Jugenprojekt in Neukölln: Finanzloch vorerst gestopft

Die Neuköllner BVV nimmt die Kündigung der Jugendhilfeprojekte wie erwartet zurück. Wie es 2012 weitergeht, entscheidet sich erst nach den Wahlen im September.

Hat immer mit allem zu tun: Bezirksbürgmeister Heinz Buschkowsky (SPD) Bild: dpa

Am Mädchentag im Kindertreff "Waschküche" in Süd-Neukölln müssen die Jungs des Plattenbauviertels draußen bleiben - sie vergnügen sich derweil vor dem Gebäude mit einer Wasserbombenschlacht. Über 40 Kinder kommen jeden Tag hierher - zwei Mitarbeiter betreuen sie auf 80 Quadratmetern. "Wir leisten hier nicht nur Jugendbetreuung, sondern auch einen wichtigen Beitrag zur Integration", sagt die Leiterin des Treffs, Natalia Weimann. Das Viertel beherbergt ihren Schätzungen zufolge ungefähr 8.000 Kinder und Jugendliche mit unterschiedlichsten Migrationhintergründen. "Die Arbeit des Treffs ist hier unbedingt notwendig", sagt Uwe, Vater eines der Kinder. "Sonst sitzt mein Kind auf der Straße", meint eine Mutter.

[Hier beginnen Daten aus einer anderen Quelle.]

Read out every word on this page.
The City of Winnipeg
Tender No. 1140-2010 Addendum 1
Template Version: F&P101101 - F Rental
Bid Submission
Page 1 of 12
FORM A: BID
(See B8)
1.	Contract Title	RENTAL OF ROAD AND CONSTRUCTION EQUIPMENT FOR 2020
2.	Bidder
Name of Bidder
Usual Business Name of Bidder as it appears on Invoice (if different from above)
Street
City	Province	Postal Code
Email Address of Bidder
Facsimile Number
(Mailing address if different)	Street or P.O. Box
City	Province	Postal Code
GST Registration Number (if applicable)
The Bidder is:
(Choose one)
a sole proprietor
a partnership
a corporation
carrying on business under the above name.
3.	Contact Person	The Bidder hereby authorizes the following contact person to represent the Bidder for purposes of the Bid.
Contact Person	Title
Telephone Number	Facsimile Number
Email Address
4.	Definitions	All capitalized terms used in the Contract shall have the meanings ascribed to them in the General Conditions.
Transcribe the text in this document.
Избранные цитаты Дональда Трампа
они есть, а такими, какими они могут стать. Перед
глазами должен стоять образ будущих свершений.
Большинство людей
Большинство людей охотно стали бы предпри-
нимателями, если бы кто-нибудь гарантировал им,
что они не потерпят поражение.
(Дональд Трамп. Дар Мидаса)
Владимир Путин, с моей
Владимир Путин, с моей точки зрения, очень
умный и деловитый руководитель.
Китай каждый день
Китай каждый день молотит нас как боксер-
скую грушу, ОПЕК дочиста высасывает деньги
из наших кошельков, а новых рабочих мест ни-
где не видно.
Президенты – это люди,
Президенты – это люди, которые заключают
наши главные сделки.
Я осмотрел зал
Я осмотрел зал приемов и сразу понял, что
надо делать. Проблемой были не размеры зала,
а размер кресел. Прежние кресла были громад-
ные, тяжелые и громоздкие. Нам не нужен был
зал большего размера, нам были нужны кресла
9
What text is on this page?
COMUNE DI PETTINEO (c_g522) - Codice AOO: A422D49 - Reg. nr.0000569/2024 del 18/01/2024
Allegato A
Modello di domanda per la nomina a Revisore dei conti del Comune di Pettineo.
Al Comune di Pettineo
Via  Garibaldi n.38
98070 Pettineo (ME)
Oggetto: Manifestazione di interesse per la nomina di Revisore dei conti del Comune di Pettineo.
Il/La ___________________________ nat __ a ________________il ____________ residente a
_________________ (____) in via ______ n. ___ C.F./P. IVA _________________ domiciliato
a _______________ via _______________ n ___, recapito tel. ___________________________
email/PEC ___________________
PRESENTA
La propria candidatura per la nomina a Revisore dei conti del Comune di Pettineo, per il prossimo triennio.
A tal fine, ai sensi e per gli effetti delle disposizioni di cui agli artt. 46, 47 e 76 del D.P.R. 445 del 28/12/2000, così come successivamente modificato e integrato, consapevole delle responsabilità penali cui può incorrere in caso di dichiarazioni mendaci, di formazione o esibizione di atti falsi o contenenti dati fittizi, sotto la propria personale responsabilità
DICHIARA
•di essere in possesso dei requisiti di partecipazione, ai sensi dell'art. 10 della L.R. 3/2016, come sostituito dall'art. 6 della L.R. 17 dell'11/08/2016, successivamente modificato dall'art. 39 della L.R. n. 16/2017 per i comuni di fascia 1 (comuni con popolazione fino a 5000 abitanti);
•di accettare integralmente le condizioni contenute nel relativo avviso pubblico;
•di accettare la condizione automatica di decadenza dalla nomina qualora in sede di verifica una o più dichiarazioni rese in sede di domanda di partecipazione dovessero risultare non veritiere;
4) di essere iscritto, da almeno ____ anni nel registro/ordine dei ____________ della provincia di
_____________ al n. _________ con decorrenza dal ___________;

Dieses Szenario stand kurz bevor, nachdem das Bezirksamt vor zwei Wochen die Verträge von mehr als 60 Jugendhilfeprojekten und Schulstationen gekündigt hatte. Eine Sondersitzung der Bezirksverordnetenversammlung (BVV) von Neukölln beschloss jedoch am Mittwoch vorerst eine Weiterführung der präventiven Jugendhilfe im Bezirk. Vor dem Gebäude hatten sich rund 300 Kinder, Jugendliche und Mitarbeiter der Sozialprojekte versammelt, um gegen die Kündigungen zu protestieren.

Die waren angesichts eines Haushaltsdefizits ausgesprochen worden, das durch das Jugendamt von Neukölln im Bereich der Hilfen zur Erziehung (HzE) verursacht wurde (taz berichtete). Mit der Kündigung der Verträge wollte das Bezirksamt ein drohendes Finanzloch von rund 4,1 Millionen Euro stopfen. Die BVV entschied nun, dass die Lasten zum Ausgleich für das laufende Jahr auf mehrere Abteilungen des Bezirks verteilt werden. Insgesamt 800.000 Euro soll das Jugendamt dazu beitragen, so der Verordnete Lars Oeverdieck (SPD). Der Rest komme aus anderen Bereichen, wie dem Bauamt oder der Abteilung Soziales.

Der Abzug der Gelder aus dem Jugendamt bedeutet laut Jugendstadträtin Gabriele Vonnekold (Grüne) einen Personalabbau von 60 bis 70 Personen im Bereich der kommunalen Jugendarbeit.

Das eigentliche Problem sei aber allgemeiner: "Die Hilfen zur Erziehung waren in den letzten Jahren immer unterausgestattet", sagt Vonnekold. Deshalb lag das Jugendamt von Neukölln laut der Stadträtin schon 2009 mit 9 Millionen Euro über dem Haushalt. 2010 wurde der finanzielle Rahmen eingehalten. Diese Schwankungen kämen durch die schwere Kalkulierbarkeit der Ausgaben zustande. Sie richteten sich nach den konkreten Fällen, auf deren Betreuung ein rechtlicher Anspruch besteht.

Deshalb waren viele Beschäftige der Sozialprojekte über die Kündigungen verwundert. Das Problem sei dort schon aus den vergangenen Jahren bekannt, sagt Elfi Witten, Sprecherin der LIGA-Wohlfahrtsverbände. Sie erklärt, dass andere Bezirke ihre HzE-Mittel zum Jahresende 2010 weit über dem Neuköllner Niveau überzogen hatten - darunter Spandau, Pankow und Tempelhof-Schöneberg. "Neukölln liegt mit 4,2 Millionen Mehrausgaben für HzE im Mittelfeld", so Witten weiter.

Nach der BVV-Entscheidung werden die Verträge für das laufende Jahr weitergeführt. Eine Planungssicherheit über 2011 hinaus sei dabei nicht erzielt worden, sagte Witten. Wie es 2012 weitergehe, könne erst die nach den Wahlen im September neu zusammengesetzte BVV beschließen, sagt Oeverdieck. Er befürwortet Überbrückungsverträge, die den Projekten eine Planungssicherheit bis April des nächsten Jahres geben. Dringend notwendig sei eine bessere Kalkulation. Oeverdieck will vor der Verteilung der Gelder die Effizienz der Projekte bewerten lassen.